O Governo conta com a Cooperativa dos Criadores de gado do Sul de Angola (CCGSA) para que o Projecto de Desenvolvimento da Agricultura Familiar e Comercialização ( MOSAP II) possa ser um sucesso nas província da Huíla,Namibe e Cuando Cubango.
Segundo o secretário de Estado da Agricultura e Pecuária, José Carlos Bettencourt, que falava na cerimónia de abertura da 16ª edição da Feira Agro-pecuária, que juntou mais de 300 bovinos, no âmbito da 117ª edição das Festas de Nossa Senhora do Monte, na cidade do Lubango (Huíla), o programa é extensivo ao sector agro-pecuário na região Sul, e conta com a parceria do Banco Mundial, num financiamento de 70 milhões de dólares, abrangendo a Huíla, Namibe, Cunene e Cuando Cubango.
“Este projecto estende-se à pecuária e visa também, dar solução ao abastecimento de água para os animais e para a população”, disse.
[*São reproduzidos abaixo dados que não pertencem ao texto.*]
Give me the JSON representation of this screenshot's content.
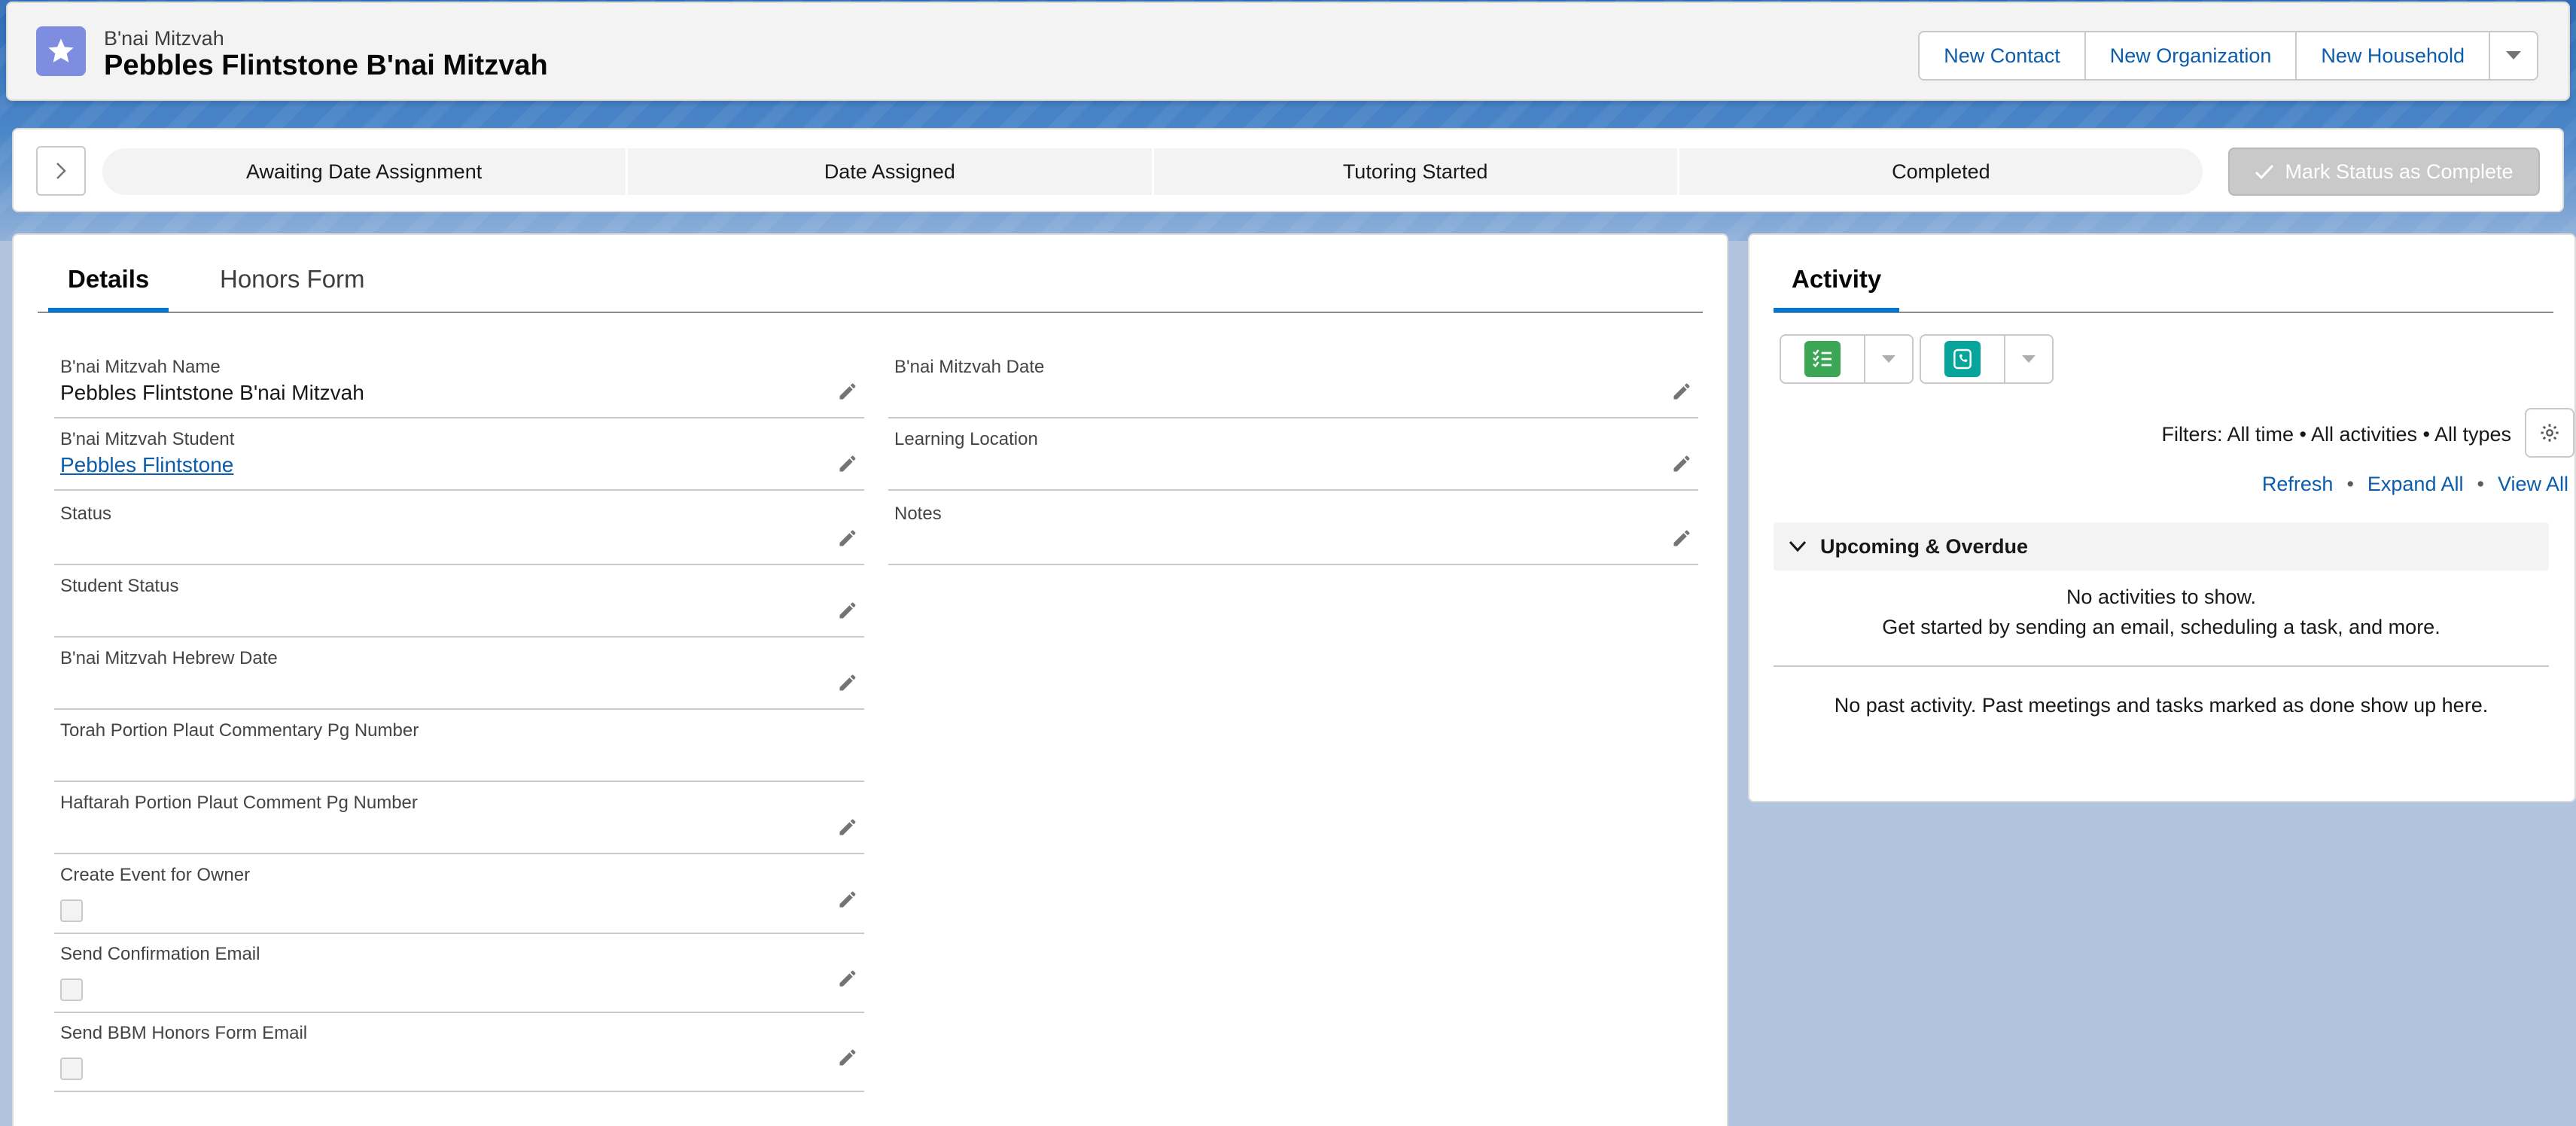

Afirmou que a economia nacional tem vivido momentos muito desafiantes, que implicam maior contributo do sector produtivo não petrolífero, e em que a agricultura no geral e a pecuária em particular, tem um papel importante na produção de alimentos fundamentais, para um correcto desenvolvimento social e nutricional da sociedade.
O aumento da população bem como o acesso aos mais variados tipos de alimentos disse, conduz à necessidade de melhor produzir, podendo contribuir para as importações.
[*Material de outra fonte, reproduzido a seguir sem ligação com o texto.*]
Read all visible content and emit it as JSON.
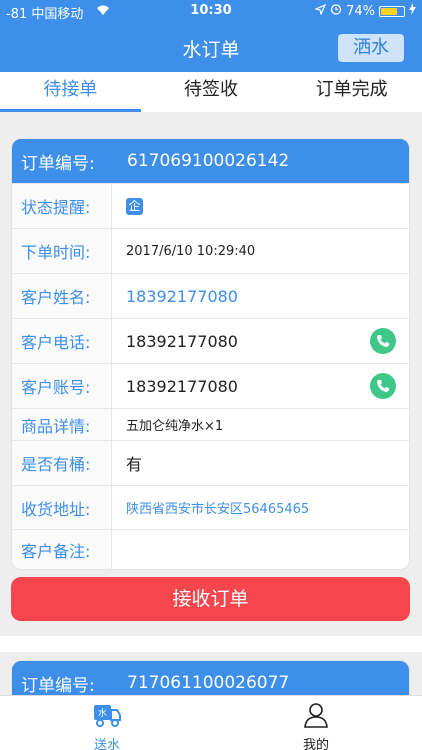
{
  "statusbar": {
    "signal_carrier": "-81 中国移动",
    "time": "10:30",
    "battery_percent": "74%",
    "battery_level": 0.74
  },
  "navbar": {
    "title": "水订单",
    "right_button": "洒水"
  },
  "tabs": [
    {
      "label": "待接单",
      "active": true
    },
    {
      "label": "待签收",
      "active": false
    },
    {
      "label": "订单完成",
      "active": false
    }
  ],
  "orders": [
    {
      "number_label": "订单编号:",
      "number": "617069100026142",
      "rows": [
        {
          "label": "状态提醒:",
          "value": "企"
        },
        {
          "label": "下单时间:",
          "value": "2017/6/10 10:29:40"
        },
        {
          "label": "客户姓名:",
          "value": "18392177080"
        },
        {
          "label": "客户电话:",
          "value": "18392177080"
        },
        {
          "label": "客户账号:",
          "value": "18392177080"
        },
        {
          "label": "商品详情:",
          "value": "五加仑纯净水×1"
        },
        {
          "label": "是否有桶:",
          "value": "有"
        },
        {
          "label": "收货地址:",
          "value": "陕西省西安市长安区56465465"
        },
        {
          "label": "客户备注:",
          "value": ""
        }
      ],
      "action": "接收订单"
    },
    {
      "number_label": "订单编号:",
      "number": "717061100026077"
    }
  ],
  "tabbar": [
    {
      "label": "送水",
      "icon": "delivery-truck-icon",
      "active": true
    },
    {
      "label": "我的",
      "icon": "user-icon",
      "active": false
    }
  ],
  "colors": {
    "primary": "#3d8fe9",
    "accept": "#f5454d",
    "phone": "#3fc789"
  }
}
O Ministério da Agricultura e Florestas, referiu, tem em curso diversos programas para o sector pecuário, no sentido de estimular a produção e a produtividade, e continua interessado em aproveitar todas as oportunidades para em conjunto com as organizações nacionais e internacionais, tornar mais fortes a agricultura e pecuária.

Fomento à produção
Referiu que o programa de fomento à produção animal, visa organizar a produção pecuária em cluster, estabelecendo unidades de cria, recria e engorda, e desta forma, tornar mais rentável todos os segmentos que compõem a cadeia de valores.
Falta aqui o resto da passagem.